Inference Callable

The inference callable is an entry point for handling inference requests. The interface of the inference callable assumes it receives a list of requests with input dictionaries, where each dictionary represents one request mapping model input names to NumPy ndarrays. Requests contain also custom HTTP/gRPC headers and parameters in parameters dictionary.

This document provides guidelines for creating an Inference Callable for PyTriton, which serves as the entry point for handling inference requests.

Overview

The simplest Inference Callable is a function that implements the interface to handle requests and returns responses.
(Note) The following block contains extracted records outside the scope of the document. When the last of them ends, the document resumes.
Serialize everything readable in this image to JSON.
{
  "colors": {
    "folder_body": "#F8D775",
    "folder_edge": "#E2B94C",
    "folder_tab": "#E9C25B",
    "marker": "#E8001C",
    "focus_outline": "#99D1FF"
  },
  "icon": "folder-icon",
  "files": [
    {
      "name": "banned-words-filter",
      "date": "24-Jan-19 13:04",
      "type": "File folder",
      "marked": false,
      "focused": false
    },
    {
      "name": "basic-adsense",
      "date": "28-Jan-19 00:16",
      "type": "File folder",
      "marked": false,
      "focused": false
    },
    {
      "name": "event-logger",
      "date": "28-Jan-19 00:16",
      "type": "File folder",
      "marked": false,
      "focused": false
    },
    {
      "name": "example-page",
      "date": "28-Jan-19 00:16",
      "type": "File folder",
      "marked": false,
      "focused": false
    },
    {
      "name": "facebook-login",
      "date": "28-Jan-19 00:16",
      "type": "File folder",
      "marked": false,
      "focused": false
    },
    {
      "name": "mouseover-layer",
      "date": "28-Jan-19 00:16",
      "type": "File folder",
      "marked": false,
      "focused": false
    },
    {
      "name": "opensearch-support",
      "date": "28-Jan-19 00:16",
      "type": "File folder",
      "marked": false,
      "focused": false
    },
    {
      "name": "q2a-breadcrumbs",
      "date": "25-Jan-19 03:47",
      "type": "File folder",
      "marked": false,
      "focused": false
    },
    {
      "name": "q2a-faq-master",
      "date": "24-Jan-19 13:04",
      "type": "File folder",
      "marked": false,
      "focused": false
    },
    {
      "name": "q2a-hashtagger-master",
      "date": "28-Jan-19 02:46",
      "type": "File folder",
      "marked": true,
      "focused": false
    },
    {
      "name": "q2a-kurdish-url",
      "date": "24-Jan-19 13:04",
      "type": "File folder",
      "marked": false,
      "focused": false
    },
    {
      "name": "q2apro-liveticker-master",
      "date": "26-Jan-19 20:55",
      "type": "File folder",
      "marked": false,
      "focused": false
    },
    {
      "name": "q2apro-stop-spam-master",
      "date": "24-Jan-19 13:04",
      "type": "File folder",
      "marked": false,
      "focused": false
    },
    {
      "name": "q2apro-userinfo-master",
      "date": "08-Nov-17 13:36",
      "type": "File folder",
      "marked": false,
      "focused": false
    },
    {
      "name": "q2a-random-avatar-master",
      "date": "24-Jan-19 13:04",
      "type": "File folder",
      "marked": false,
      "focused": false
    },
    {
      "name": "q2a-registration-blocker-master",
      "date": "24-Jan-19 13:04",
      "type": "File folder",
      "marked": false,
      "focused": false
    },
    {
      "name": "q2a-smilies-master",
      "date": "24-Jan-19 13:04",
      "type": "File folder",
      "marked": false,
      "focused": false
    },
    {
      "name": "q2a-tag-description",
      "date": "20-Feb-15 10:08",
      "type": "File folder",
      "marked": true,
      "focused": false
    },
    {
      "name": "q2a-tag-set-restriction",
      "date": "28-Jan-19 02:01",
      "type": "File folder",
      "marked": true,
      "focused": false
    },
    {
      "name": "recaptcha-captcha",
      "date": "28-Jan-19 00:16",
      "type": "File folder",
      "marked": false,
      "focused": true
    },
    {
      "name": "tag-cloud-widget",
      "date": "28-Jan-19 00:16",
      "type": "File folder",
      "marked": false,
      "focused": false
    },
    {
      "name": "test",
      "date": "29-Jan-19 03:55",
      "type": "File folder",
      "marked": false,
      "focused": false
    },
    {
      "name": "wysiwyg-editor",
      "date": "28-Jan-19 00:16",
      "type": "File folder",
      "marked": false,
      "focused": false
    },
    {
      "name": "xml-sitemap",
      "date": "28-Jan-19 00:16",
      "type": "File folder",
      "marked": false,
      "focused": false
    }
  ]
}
The Request class contains the following fields:

data - for inputs stored as a mapping. It can also be accessed with the request mapping protocol of the Request object (e.g., request["input_name"])
parameters - for mapping consisting of combined parameters and HTTP/gRPC headers

For more information about parameters and headers, see here.

import numpy as np
from typing import Dict, List
from pytriton.proxy.types import Request

def infer_fn(requests: List[Request]) -> List[Dict[str, np.ndarray]]:
    ...

In many cases, it is worth implement Inference Callable as method. This is especially useful when you want to have control over pipeline instance initialization.

import numpy as np
from typing import Dict, List
from pytriton.proxy.types import Request

class InferCallable:

    def __init__(self, *args, **kwargs):
        ...  # model initialization

    def __call__(self, requests: List[Request]) -> List[Dict[str, np.ndarray]]:
        ...

Asynchronous Interface

Some models can run asynchronously, meaning they can process multiple requests at the same time without waiting for each one to finish. If your model supports this feature, you can use an asynchronous coroutine to define the Inference Callable.

import numpy as np
from typing import Dict, List
from pytriton.proxy.types import Request

async def infer_fn(requests: List[Request]) -> List[Dict[str, np.ndarray]]:
    ...

Streaming Partial Results

Some models can send more than one response for a request, or no response at all. This is useful for models that produce intermediate results or stream data continuously. If your model supports this feature, you can use a generator function or an asynchronous generator coroutine to define the Inference Callable:

import numpy as np
from typing import AsyncGenerator, Dict, Generator, List
from pytriton.proxy.types import Request

def infer_fn(requests: List[Request]) -> Generator[Dict[str, np.ndarray], None, None]:
    ...

async def infer_fn(requests: List[Request]) -> AsyncGenerator[Dict[str, np.ndarray], None]:
    ...

This feature only works when the model is served in decoupled mode. For more information, see the Decoupled Models section.

Binding to Triton

To use the Inference Callable with PyTriton, it must be bound to a Triton server instance using the bind method. This method takes the following arguments:

model_name: The name of the model that will be used by Triton clients.
infer_func: The Inference Callable described above.
inputs: A list of Tensor objects that describe the input tensors expected by the model.
outputs: A list of Tensor objects that describe the output tensors produced by the model.
config: A ModelConfig object that specifies additional configuration options for the model (e.g., maximum batch size).

import numpy as np
from pytriton.triton import Triton
from pytriton.model_config import ModelConfig, Tensor

def infer_fn(requests: List[Request]) -> List[Dict[str, np.ndarray]]:
    ...

with Triton() as triton:
    triton.bind(
        model_name="MyModel",
        infer_func=infer_fn,
        inputs=[Tensor(shape=(1,), dtype=np.float32)],
        outputs=[Tensor(shape=(1,), dtype=np.float32)],
        config=ModelConfig(max_batch_size=8)
    )

For more information on serving the Inference Callable, refer to the Loading models section on the Deploying Models page.